Shriver had shyed away from interviewing those connected with the shooting incidents, and instead researched the killings on the internet.
Despite the reams of information she had pulled up about the events, Shriver felt conclusions could not be drawn.
"There is no reason why" she said.
Shriver continues to write journalism, but says she is constantly developing characters for her fiction every time she meets people - melding them into a "slurry" of personalities for her to draw on at a later date.
Later, as she sat in the corner of the room busily scribbling autographs and chatting, I went to get my copy of the novel signed. We exchanged a couple of pleasanteries, but I could not help but notice the intensity of her gaze -which had raked across the audience during her reading. Up close it was penetrating, even uncomfortable. Whenever you meet a writer, remember that they steal a little bit of your soul.

Sumo wrestling with the greats

LATE evening, and Marcel Proust and William Burroughs are deep into a sumo wrestling match. Well, paper versions of them to be exact.

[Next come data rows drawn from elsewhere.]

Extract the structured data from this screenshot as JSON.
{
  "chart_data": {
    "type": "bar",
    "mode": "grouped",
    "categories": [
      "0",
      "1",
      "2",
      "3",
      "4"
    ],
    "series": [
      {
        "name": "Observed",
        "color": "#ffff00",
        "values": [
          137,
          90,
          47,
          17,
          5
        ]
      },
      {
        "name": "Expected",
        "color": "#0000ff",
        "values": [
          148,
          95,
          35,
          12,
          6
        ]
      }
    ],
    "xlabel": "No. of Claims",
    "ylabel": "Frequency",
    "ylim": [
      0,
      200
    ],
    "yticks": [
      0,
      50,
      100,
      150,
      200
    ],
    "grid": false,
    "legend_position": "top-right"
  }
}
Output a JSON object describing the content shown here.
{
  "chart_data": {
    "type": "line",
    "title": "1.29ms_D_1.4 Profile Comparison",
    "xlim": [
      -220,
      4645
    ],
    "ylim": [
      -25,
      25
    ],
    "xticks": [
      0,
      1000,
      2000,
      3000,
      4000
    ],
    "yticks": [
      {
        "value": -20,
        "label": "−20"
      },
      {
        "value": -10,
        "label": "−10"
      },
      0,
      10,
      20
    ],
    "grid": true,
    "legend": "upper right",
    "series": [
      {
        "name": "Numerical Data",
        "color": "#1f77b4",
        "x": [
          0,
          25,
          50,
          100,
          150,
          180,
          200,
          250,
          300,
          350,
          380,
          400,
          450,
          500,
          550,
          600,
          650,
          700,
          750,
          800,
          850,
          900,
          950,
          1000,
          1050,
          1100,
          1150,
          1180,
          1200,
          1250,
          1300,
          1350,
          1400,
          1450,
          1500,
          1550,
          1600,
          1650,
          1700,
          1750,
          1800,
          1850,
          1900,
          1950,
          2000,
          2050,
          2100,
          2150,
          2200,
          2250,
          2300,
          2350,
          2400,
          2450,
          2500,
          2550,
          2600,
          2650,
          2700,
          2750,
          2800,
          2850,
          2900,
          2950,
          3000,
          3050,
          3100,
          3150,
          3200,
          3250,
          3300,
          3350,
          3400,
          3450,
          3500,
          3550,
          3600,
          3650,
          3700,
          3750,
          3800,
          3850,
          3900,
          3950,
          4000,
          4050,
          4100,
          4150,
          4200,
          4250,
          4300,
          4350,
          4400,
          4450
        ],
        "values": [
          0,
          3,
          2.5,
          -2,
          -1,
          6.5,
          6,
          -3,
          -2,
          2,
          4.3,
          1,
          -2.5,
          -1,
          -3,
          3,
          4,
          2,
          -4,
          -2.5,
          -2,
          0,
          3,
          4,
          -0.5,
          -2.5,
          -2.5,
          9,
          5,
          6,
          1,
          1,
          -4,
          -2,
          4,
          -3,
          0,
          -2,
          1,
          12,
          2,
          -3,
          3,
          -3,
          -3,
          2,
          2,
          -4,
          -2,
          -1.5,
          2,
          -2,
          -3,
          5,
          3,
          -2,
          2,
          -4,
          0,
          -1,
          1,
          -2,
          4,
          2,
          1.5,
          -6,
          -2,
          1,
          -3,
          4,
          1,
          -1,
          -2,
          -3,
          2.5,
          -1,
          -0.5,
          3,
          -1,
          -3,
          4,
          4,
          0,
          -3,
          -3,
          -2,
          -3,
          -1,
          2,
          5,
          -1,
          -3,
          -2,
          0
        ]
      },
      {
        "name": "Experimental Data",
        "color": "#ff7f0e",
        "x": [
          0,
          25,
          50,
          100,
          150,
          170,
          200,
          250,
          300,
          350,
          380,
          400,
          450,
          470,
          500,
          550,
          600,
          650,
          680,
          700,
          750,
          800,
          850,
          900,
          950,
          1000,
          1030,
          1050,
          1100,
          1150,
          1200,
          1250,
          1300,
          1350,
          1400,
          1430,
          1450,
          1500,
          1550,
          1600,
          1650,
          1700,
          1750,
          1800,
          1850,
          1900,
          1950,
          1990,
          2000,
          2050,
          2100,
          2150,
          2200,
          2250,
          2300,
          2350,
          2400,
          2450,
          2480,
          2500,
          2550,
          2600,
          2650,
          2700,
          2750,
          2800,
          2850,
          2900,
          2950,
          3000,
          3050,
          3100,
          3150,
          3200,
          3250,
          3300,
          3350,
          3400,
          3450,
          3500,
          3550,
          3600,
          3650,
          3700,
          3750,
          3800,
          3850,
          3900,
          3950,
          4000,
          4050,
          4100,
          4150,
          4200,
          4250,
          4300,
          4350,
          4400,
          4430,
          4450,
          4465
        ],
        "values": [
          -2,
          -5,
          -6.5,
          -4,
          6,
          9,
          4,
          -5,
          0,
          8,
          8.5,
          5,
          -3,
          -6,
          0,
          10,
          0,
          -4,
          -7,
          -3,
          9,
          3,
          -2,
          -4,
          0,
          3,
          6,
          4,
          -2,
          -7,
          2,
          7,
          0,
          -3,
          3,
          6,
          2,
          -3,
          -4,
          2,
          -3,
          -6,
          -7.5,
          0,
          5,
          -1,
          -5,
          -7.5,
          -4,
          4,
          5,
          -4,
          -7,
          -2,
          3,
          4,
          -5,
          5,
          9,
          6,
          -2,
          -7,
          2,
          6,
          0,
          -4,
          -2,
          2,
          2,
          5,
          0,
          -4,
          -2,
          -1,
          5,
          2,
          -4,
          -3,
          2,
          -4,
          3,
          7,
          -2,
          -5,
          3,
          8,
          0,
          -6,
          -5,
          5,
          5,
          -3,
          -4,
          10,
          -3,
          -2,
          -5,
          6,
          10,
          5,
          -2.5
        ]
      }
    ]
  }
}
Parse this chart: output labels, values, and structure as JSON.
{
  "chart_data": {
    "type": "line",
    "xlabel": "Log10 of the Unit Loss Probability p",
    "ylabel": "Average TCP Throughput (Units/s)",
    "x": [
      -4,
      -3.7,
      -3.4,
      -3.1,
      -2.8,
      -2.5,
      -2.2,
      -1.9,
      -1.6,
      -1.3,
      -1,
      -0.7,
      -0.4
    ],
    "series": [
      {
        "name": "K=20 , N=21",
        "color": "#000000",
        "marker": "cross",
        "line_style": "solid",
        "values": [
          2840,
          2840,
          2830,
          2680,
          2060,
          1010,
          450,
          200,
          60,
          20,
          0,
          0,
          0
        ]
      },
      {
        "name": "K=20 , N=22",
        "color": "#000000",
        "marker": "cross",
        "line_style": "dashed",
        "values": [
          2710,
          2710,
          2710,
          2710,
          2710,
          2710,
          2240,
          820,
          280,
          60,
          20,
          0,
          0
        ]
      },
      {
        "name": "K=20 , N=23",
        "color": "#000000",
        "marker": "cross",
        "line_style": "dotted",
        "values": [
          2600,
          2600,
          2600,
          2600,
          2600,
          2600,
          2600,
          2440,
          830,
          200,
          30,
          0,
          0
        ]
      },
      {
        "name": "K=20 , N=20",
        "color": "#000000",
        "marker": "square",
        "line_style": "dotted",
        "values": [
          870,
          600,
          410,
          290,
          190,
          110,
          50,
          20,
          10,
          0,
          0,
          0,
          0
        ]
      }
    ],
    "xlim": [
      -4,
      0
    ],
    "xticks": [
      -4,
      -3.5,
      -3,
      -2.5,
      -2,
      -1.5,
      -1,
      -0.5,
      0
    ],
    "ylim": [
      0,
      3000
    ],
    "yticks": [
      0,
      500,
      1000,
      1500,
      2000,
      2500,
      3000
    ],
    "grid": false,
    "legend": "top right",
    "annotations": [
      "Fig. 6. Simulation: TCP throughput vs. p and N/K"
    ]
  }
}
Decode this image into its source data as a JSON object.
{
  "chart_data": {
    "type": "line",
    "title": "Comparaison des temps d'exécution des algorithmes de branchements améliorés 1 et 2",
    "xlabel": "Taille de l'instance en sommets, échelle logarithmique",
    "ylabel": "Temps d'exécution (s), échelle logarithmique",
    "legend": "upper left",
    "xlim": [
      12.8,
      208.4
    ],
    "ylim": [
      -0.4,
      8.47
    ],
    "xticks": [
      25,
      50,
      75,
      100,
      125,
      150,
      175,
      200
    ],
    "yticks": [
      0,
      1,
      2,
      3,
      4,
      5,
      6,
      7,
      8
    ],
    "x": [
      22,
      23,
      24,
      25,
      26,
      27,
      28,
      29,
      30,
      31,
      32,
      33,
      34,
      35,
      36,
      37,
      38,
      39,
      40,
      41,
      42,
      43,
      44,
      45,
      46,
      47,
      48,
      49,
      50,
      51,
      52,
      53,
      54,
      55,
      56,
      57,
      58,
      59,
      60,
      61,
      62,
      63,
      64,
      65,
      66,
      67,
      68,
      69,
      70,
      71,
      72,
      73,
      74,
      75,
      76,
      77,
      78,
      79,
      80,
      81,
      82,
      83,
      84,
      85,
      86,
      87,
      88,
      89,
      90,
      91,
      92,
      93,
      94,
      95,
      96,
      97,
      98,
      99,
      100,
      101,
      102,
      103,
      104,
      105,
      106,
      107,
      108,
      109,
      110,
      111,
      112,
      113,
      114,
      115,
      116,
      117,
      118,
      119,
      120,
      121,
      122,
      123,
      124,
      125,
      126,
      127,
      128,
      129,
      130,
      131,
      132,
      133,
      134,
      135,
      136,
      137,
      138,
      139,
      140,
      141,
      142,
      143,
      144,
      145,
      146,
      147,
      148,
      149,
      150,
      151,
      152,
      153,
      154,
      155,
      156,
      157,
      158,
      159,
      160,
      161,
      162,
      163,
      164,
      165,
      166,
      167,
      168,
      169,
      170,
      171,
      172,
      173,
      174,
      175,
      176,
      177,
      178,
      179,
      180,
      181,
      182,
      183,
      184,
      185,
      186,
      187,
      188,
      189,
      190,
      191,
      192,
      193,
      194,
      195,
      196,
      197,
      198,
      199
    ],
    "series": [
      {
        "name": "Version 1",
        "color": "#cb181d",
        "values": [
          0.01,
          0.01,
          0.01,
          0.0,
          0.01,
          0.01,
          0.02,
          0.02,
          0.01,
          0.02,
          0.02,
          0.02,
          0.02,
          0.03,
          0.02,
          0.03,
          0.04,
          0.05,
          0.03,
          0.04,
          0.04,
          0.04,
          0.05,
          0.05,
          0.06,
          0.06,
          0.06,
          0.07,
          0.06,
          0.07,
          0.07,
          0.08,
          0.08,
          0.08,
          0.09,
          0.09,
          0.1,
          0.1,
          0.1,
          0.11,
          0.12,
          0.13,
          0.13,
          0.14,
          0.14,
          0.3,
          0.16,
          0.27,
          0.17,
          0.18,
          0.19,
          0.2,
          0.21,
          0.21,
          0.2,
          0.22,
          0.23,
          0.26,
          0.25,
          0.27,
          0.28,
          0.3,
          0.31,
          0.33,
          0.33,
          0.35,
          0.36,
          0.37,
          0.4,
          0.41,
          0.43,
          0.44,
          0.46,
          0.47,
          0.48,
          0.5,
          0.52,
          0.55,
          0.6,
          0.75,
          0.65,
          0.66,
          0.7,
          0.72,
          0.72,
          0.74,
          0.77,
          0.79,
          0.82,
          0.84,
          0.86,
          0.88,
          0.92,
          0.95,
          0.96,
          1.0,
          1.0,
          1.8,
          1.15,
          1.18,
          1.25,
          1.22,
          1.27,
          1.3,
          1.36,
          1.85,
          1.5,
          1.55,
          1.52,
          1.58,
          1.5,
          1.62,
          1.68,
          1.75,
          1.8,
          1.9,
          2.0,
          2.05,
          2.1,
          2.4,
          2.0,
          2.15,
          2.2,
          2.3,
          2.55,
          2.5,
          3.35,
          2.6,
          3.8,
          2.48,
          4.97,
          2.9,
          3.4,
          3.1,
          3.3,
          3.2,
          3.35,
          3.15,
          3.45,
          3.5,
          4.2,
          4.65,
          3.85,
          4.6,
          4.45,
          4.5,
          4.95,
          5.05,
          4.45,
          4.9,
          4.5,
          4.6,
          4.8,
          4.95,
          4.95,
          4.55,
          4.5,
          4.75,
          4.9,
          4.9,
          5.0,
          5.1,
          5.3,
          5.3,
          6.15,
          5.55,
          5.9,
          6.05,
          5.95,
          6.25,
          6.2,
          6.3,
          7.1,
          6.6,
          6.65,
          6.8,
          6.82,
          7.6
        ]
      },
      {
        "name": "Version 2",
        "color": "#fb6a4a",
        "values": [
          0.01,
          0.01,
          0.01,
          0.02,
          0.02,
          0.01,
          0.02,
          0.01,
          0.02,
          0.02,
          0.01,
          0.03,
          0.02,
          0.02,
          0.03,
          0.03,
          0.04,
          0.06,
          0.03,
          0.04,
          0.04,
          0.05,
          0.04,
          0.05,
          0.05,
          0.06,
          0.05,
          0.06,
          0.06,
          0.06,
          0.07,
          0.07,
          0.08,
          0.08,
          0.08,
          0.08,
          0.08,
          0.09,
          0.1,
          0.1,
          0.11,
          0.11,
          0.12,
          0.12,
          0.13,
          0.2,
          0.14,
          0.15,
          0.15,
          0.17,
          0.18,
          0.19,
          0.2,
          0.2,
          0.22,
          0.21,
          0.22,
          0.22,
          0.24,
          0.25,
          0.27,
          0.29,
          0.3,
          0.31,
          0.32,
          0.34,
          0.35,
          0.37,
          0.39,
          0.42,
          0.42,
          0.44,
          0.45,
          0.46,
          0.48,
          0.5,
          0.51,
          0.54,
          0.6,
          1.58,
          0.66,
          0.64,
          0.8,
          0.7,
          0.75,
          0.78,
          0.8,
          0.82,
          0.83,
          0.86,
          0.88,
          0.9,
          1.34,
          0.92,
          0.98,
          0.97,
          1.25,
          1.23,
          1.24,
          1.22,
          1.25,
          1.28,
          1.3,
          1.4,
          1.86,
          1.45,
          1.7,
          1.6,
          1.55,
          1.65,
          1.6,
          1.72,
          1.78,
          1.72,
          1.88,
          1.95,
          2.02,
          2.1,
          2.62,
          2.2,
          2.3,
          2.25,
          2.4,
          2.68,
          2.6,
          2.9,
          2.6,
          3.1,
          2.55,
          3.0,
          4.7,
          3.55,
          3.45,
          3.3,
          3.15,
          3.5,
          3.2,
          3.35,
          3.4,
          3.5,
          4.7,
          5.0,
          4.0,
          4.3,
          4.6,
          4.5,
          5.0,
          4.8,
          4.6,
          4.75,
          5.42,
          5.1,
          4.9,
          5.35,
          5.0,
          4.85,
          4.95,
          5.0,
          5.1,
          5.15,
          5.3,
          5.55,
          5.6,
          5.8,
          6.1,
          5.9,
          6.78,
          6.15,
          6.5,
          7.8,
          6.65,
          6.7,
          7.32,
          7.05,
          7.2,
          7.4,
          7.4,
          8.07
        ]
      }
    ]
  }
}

It is the first night of the Humber Mouth literary festival at Zest, and although the organisers have pulled out all the stops for this year's event - with guests from Germaine Greer to John Pilger - their skills do not, yet, extend to re-incarnation of literary giants.
Sumo Basho - a literary origami - is one of the highlights on stage at the Newland Avenue cafe-bar, which is heaving with festival guests and renegade writers and artists from across Hull and Yorkshire.
Weaving his way among the tables at the event, which began at 6pm and exploded into racous life about 15 minutes later, is Simon Bradley. Simon, here for the evening with Becky Cherriman, is a man on a mission. A mission to save, or at least subvert, the art of conversation. Working under the name Conversaction, the pair encourage people to doodle and note down words on A4 paper as they chat to others. These sheets are then scanned onto a webpage,, turning these snippets into art.
Simon and I talk for about an hour. Looking at my own piece of paper, onto which I have cryptically scrawled "Yorkshire" and "intuition" alongside reams of loops and spirals I doubt whether my own efforts will prove particularly inspirational - with its sentence fragments, it looks more like a transcript of a George W.Bush speech. But Simon assures me the art is in the act of recording - and a visit to the website proves these seemingly random doodles can generate a logic, and a pattern, all of their own.
As my own conversaction finishes, there is another literary journey on stage as Sean Burns reads North - a hallucinatory account of a trip down the A66, leading to the "chemical flare" of Teeside. As evocative as the writing is, many are deeply into their own Conversations/Conversactions by this point and Sean struggles slightly against the background swell of noise.
Sidewinder take over from Sean, with a melodic wash of music which forms a backdrop to others meeting and sharing ideas. I talk with Lee Merrill Sendall, an artist who was gifted a previously undiscovered creature by a Hull allotment owner called Arthur. Apparently, the remains of the creature, which had been stored in Arthur's shed ever since the Second World War - when he had brought it back from Africa - will be on show at the Hull and East Riding Museum later this month.
Following this chat, I am unlikely to be surprised by anything, not even the Sumo Basho, which reaches its conclusion with a victory for George Galloway. Despite a few boos from the crowd, you can bet the firebrand politician would have lit a cigar and had a smile to himself - literature has always provoked a disagreement or two.